On Tuesday, Daily Kos founder and publisher Markos Moulitsas instructed Democrats that the first rule of Impeachment Club is that you do not talk about Impeachment Club, at least in mixed company.
"The signs are clear we are headed for a massive Democratic wave" in the midterm elections, exulted Kos, who believes Dems will pull it off if they emphasize health care ("voters strongly back the Democratic approach") and taxes (the recently passed GOP bill "poll[s] like absolute shit") and "avoid issues that energize conservatives," most of all one mega-issue:
Talking about impeachment in campaign settings effectively puts Trump on the ballot. And if Trump is on the ballot? His supporters will turn out.
We don’t want his supporters to turn out. We want them home, sulking about the swamp and how McConnell and Ryan have stood in the way of Trump’s efforts to Make America Great…
…Impeachment [will be] implicitly on the table. Everyone knows a Democratic Congress’s first act will be to investigate the fuck out of that Orange Asshole…

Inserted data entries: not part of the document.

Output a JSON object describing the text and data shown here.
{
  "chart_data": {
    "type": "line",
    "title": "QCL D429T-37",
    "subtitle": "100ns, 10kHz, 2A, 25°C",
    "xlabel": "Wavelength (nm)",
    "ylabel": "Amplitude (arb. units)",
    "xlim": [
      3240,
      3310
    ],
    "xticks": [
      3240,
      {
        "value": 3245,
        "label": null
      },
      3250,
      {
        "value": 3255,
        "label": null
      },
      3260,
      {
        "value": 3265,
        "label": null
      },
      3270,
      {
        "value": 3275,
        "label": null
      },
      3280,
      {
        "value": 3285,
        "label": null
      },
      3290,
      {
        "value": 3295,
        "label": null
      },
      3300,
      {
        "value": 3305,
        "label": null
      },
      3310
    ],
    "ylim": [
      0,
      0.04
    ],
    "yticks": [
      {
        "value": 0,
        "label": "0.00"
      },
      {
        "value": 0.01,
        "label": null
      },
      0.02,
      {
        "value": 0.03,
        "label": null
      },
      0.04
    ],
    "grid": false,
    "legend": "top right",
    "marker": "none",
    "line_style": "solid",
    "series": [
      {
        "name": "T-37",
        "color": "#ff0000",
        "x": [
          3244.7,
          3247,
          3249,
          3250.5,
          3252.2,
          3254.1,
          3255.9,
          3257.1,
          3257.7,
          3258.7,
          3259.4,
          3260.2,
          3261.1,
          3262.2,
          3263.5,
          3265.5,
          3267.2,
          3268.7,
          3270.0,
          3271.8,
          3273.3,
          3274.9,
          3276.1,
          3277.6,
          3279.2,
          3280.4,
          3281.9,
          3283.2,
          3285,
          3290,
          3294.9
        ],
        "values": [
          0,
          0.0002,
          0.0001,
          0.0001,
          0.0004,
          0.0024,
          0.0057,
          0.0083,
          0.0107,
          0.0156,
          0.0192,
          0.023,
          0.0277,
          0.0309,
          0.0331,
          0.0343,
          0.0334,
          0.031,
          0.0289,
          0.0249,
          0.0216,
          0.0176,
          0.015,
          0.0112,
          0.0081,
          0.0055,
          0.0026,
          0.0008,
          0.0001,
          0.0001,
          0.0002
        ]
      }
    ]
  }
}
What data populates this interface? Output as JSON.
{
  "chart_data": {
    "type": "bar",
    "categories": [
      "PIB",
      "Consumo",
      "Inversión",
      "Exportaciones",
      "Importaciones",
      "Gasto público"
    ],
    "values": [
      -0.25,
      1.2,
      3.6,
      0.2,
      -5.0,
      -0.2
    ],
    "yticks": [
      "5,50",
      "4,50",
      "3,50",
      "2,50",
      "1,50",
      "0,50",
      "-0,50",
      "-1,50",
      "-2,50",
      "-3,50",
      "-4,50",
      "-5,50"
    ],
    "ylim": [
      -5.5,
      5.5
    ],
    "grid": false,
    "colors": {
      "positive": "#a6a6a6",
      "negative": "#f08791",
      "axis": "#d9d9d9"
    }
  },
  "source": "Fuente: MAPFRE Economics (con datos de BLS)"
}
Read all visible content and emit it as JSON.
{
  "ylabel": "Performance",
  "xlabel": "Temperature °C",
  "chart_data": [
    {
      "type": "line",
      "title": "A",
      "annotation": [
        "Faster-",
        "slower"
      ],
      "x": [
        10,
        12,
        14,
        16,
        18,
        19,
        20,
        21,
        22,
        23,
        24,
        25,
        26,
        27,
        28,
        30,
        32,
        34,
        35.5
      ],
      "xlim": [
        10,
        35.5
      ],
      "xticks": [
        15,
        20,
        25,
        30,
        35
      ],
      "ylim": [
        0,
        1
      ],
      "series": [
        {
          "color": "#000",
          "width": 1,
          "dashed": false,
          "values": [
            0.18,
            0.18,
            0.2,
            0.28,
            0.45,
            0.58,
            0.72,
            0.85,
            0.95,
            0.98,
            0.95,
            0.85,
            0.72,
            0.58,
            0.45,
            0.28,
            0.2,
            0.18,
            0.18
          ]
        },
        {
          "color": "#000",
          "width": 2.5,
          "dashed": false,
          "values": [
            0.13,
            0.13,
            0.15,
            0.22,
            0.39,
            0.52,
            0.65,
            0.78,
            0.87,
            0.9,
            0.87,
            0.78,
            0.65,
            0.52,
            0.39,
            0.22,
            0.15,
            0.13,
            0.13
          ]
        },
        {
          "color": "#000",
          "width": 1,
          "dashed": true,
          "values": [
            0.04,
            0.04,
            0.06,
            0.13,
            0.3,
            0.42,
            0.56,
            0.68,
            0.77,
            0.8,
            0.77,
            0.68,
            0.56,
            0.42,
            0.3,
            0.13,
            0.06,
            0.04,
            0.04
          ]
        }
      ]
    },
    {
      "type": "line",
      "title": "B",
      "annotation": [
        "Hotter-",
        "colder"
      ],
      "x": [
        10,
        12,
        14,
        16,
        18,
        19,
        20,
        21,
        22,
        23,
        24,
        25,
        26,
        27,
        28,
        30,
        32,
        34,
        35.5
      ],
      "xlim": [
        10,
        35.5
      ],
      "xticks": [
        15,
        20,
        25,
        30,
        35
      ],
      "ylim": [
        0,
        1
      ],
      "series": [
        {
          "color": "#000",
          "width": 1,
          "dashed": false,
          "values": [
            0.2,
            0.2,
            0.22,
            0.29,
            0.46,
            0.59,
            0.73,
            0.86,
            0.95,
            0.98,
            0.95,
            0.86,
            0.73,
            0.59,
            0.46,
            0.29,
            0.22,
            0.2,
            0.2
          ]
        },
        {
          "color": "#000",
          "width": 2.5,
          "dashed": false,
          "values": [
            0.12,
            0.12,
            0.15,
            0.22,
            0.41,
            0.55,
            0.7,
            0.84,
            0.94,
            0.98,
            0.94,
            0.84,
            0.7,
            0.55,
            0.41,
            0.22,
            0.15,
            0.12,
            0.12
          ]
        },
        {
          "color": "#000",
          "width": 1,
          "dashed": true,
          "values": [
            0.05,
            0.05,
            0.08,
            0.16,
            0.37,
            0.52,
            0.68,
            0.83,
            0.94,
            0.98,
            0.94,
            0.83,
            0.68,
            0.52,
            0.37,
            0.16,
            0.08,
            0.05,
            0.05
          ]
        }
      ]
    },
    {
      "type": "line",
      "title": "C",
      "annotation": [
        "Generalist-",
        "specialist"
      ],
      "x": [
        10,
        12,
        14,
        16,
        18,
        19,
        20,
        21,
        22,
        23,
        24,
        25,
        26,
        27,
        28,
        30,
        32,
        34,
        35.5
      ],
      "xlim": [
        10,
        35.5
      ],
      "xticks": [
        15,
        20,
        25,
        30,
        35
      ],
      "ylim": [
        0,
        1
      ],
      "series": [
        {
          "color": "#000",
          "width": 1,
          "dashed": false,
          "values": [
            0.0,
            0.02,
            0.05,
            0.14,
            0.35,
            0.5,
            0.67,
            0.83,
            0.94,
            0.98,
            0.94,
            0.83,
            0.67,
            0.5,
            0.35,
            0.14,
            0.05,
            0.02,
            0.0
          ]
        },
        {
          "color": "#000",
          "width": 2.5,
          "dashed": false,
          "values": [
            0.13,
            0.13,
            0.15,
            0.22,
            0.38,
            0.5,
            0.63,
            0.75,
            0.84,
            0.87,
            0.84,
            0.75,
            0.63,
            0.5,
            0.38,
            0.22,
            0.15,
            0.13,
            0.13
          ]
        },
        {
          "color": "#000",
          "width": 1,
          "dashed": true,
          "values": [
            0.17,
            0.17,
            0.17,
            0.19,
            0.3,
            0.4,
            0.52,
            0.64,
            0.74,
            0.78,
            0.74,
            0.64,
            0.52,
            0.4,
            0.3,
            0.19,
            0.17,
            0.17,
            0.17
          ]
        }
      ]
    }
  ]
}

…Republicans are doing a good job of demoralizing and suppressing their own base vote. Let’s give them an assist by staying quiet on their hottest-button, most-motivating issues, and keeping Trump off the ballot by avoiding impeachment talk.
Except here at Daily Kos. Amongst ourselves, we can talk impeachment all we want!
On Wednesday, Salon's Matthew Sheffield dampened Democratic impeachment enthusiasm by noting a mid-December NBC News/Wall Street Journal survey finding that the public decisively opposes impeachment proceedings against Trump (54 percent anti to 41 percent in favor). Sheffield thinks those numbers aren't likely to change much:
Given America's deeply divided media environment -- where conservative Republicans tune in to outlets tailored specifically to them while the rest of the country gets its news from mainstream sources -- getting Republicans to take impeachment seriously may prove extremely difficult, short of a "smoking gun" directly linking Trump to Russian collusion or obstruction of justice. And such hypothetical evidence still might not prove persuasive to Republican voters, who have been conditioned to mistrust all sources of supposedly objective information…
With Fox News repeatedly airing segments comparing the Mueller investigation to a coup d’état and conservative radio hosts like Rush Limbaugh and Alex Jones claiming that a “deep state” network of unnamed bureaucrats is out to get Trump, getting any significant Republican support for impeachment will be challenging.